Chemists show proteins behave differently inside cells than they do in water solutions
In findings they believe are fundamentally important to both biology and medicine, chemists at the University of North Carolina at Chapel Hill have shown experimentally for the first time that proteins can behave differently inside cells than when taken out of those cells and studied in test tubes.
“For 40 years, we thought we could learn most everything about proteins by studying them in water, but this work shows we are missing important observations by looking at them just in water or other solutions,” said Dr. Gary Pielak, professor of chemistry and lead author of the study. “Our work demonstrates that we need to study them under the conditions they are found in inside the cell.”
The research is relevant to medicine because the protein is related to proteins associated with Parkinsons and Alzheimers diseases and cancer, the scientists say.
“Proteins are the robots of the cell in that they perform countless functions including allowing cells to grow and reproduce,” Pielak said. “Almost everything we know about them comes from research done in test tubes in water solutions. But inside cells, where proteins work, there are no dilute solutions because the interior is crowded with proteins, which take up about 40 percent of the volume.”
Working under Pielaks supervision, Matthew Dedmon of Gastonia, N.C., used nuclear magnetic resonance (NMR) spectroscopy to examine what effects the crowded environment had on protein shape because the shape of a protein determines its function. The team found that a so-called “intrinsically unstructured” protein, which in water appears to have no fixed structure, shows a definite folded-up shape when inside cells.
Among other things, the experiments involved measuring the proteins with a nucleus of nitrogen known as N-15 and then recording and comparing their NMR spectrum both inside cells and outside cells under artificially crowded conditions.
A report on the findings was scheduled to appear online today (Sept. 13) in the Proceedings of the National Academy of Sciences. A senior when he conducted the experiments last year, Dedmon is now on a National Science Foundation Graduate Rsearch Fellowship at Englands University of Cambridge. Other authors are Chetan N. Patel, a doctoral student in chemistry, and Dr. Gregory B. Young, manager of the UNC Biomolecular NMR Facility.

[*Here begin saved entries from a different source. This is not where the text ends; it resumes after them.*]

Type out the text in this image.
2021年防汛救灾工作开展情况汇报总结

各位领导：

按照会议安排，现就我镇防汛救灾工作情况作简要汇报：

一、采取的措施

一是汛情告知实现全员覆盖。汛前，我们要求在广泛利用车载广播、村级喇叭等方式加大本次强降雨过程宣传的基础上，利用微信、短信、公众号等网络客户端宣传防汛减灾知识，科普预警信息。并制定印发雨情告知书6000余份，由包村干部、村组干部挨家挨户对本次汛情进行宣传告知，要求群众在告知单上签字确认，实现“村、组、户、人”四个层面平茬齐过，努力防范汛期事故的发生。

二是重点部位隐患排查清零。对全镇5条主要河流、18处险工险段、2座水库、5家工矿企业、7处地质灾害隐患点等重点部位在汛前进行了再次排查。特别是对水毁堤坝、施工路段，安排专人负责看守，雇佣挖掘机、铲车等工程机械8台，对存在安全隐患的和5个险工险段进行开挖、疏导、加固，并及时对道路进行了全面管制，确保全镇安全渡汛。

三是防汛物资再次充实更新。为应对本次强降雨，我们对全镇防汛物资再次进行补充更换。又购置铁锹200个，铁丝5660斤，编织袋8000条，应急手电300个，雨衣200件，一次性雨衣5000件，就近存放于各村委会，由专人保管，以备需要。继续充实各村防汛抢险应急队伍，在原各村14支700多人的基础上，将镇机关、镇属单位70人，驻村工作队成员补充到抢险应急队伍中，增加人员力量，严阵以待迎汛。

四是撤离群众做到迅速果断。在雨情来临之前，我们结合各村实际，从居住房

“Scientists had theorized for many years that solutions crowded with molecules would tend to favor molecular shapes that had the smallest surface areas,” Pielak said. “In some ways, the explanation of our observation has been around for two centuries – since the time of Le Chatelier,” he said. “In the past, however, it has been so difficult to do these experiments that few have even tried.” With the new information pouring in from the Human Genome Project and other efforts to identify genes, scientists hope to create models of cellular metabolism, which would advance understanding of health and illness, Pielak said.
“But to make a model of cellular metabolism that would run in a computer, you need to know how tightly these proteins bind to one another and how fast they bind,” he said. “All those data so far are from solutions that were mainly water. If there are differences between what we measure in dilute solutions and what occurs in cells, no one will ever be able to model metabolism. That means we need to look more thoroughly at the conditions found inside cells and measure them.”
“What impresses me the most about this discovery is the clear demonstration that the environment of proteins in real life situations — the proximity of billions of other molecules such as lipids, sugars, salts and water, for example — has a profound influence on their three-dimensional structure,” said Dr. Edward T. Samulski, Boshamer and Distinguished professor of chemistry at UNC. “Everyone knows that this three-D structure is essential in biology, but very few investigators have had the courage to look at proteins in the complex soup they actually live in.”
The National Science Foundation, the Petroleum Research Fund and the Smallwood Foundation supported the study, said Pielak, also a member of the UNC Lineberger Comprehensive Cancer Center and professor of biochemistry and biophysics at the UNC School of Medicine.